We will be looking at how to scrape review data from booking.com and this same method can be used to scrape data from other tourist sites and even to gather data from any websites.
As an example, we will talk about the key points to scrape customer reviews about the hotels in Tbilisi City from booking.com with Octoparse (The guide with Octoparse 7.X is below.) This is a basic guide and if you want to learn how to do such a scraping task or want to get other types of customer reviews from booking.com, we offer extraction services for you to suit the needs. Please contact us via email@example.com.
This is the Octoparse support team.
This tutorial is out-of-date now :'( and we have a brand new step-by-step guide here : ) Scrape Hotel Data from Booking.com (click here to take off), and Video Guide to Scrape Booking.com is available as well. These upgraded guides make it easier for you to get data from booking.com. Don’t hesitate to try!
We’ve made the scraping task and you can directly download the .otd file to begin collecting hotel reviews from booking.com. (Download my extraction task from this article HERE just in case you need it.)
The OTD. file is only available in Octoparse. You can Download Octoparse before downloading the scraping task.
Please click HERE to open the website URL we used.
The data fields include hotel name, hotel address, star rating, customer name and comments posted by the customer.
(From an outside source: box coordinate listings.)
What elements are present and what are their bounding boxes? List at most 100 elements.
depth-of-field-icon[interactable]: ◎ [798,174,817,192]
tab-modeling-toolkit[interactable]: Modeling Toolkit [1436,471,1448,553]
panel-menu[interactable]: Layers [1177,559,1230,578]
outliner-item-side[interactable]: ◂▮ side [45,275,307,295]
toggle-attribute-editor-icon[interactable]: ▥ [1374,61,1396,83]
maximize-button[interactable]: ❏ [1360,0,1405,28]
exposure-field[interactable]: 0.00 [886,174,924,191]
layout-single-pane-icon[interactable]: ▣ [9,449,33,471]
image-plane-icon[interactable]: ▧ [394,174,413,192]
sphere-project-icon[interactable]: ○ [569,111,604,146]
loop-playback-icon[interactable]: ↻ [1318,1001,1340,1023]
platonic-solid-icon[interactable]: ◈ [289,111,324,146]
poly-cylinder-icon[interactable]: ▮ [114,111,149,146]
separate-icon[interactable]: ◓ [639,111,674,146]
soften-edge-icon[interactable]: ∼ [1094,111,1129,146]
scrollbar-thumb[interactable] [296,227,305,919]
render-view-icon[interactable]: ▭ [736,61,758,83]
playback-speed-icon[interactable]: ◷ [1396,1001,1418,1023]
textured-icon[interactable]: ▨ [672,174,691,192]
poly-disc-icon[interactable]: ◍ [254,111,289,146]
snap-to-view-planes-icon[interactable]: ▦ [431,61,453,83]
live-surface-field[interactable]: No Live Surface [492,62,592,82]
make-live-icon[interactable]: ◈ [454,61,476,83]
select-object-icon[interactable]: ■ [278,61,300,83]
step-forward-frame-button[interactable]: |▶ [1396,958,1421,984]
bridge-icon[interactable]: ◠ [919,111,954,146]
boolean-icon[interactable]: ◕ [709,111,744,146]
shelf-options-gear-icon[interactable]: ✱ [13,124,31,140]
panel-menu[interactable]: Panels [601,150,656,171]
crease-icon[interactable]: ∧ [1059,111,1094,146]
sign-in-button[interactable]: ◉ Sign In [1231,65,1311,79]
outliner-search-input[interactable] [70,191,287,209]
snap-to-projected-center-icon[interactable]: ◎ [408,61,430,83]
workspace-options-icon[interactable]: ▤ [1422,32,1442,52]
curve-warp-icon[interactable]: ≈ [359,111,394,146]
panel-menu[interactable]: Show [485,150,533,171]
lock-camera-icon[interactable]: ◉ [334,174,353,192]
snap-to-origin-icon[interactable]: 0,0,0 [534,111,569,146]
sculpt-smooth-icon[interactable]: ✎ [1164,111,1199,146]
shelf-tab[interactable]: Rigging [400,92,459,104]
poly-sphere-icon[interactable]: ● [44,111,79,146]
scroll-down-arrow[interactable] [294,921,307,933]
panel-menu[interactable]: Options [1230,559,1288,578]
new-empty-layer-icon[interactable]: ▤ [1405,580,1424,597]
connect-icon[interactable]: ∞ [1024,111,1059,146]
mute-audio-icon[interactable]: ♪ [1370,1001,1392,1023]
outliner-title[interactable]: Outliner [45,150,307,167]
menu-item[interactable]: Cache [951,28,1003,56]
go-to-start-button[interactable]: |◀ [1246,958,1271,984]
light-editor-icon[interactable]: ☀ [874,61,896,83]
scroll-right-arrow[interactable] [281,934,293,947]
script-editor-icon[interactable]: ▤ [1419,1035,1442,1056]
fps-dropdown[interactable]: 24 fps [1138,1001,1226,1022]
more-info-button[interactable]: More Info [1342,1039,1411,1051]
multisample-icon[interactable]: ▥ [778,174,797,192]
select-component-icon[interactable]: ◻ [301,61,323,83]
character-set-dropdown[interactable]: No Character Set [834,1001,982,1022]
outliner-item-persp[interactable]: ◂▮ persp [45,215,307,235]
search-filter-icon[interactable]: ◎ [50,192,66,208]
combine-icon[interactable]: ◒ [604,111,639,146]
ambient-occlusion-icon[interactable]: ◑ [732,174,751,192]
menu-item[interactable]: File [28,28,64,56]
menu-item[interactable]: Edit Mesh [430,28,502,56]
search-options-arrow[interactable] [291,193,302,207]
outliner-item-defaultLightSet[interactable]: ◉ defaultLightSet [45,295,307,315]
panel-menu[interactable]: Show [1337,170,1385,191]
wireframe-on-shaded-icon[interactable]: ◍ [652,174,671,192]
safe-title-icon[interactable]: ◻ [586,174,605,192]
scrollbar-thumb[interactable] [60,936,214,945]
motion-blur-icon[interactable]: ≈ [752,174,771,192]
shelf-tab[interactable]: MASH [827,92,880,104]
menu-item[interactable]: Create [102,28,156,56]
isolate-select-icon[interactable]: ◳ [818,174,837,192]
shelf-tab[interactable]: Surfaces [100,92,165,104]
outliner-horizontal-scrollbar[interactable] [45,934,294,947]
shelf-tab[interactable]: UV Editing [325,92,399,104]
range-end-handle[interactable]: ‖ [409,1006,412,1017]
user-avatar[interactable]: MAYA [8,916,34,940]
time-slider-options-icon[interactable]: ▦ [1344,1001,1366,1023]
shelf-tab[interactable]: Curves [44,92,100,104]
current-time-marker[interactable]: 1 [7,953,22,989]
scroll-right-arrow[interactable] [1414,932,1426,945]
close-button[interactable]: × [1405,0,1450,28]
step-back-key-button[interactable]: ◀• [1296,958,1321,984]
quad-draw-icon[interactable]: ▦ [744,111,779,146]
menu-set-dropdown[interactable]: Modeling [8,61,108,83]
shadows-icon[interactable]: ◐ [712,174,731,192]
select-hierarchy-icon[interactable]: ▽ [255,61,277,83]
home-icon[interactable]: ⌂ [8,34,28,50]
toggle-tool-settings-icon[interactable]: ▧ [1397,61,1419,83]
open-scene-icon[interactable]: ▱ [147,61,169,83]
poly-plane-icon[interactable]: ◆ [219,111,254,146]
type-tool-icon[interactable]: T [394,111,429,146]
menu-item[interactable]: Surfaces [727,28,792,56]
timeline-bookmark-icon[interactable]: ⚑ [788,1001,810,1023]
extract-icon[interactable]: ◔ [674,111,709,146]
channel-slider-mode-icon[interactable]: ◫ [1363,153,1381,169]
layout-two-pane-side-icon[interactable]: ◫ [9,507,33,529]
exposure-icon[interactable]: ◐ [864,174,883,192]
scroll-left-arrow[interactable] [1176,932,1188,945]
We will go to the detail page of each hotel and get the reviews under the “Read all trusted reviews” tab.
Since sometimes the actual number of reviews is more than what is shown on the detail page, we will need to get all the reviews from all the countries displayed. Therefore, we clicked the plus button to display all the countries in which the consumer was located.
In Octoparse, we will create a list of items to extract from all the countries. The Xpath for the loop will extract extra elements from the web page so we need to modify the XPath and let the XPath expression to select the elements correctly.
Since we all know that all the elements will be extracted by clicking the elements when you create a list of items in Octoaprse, and the booking.com website will select the first country in the pop-up window by default, thus the first country will therefore be unselected when you create a loop for these countries.
In this case, we need to select the first country by clicking on the checkbox of the first country, and Octoparse will generate a “Click Item” action in the rule. All the customer reviews about the hotel will be extracted by countries.
Since there are anonymous customer accounts and reviews, the extraction output will have duplicate data records. You can export the data by choosing only valid data.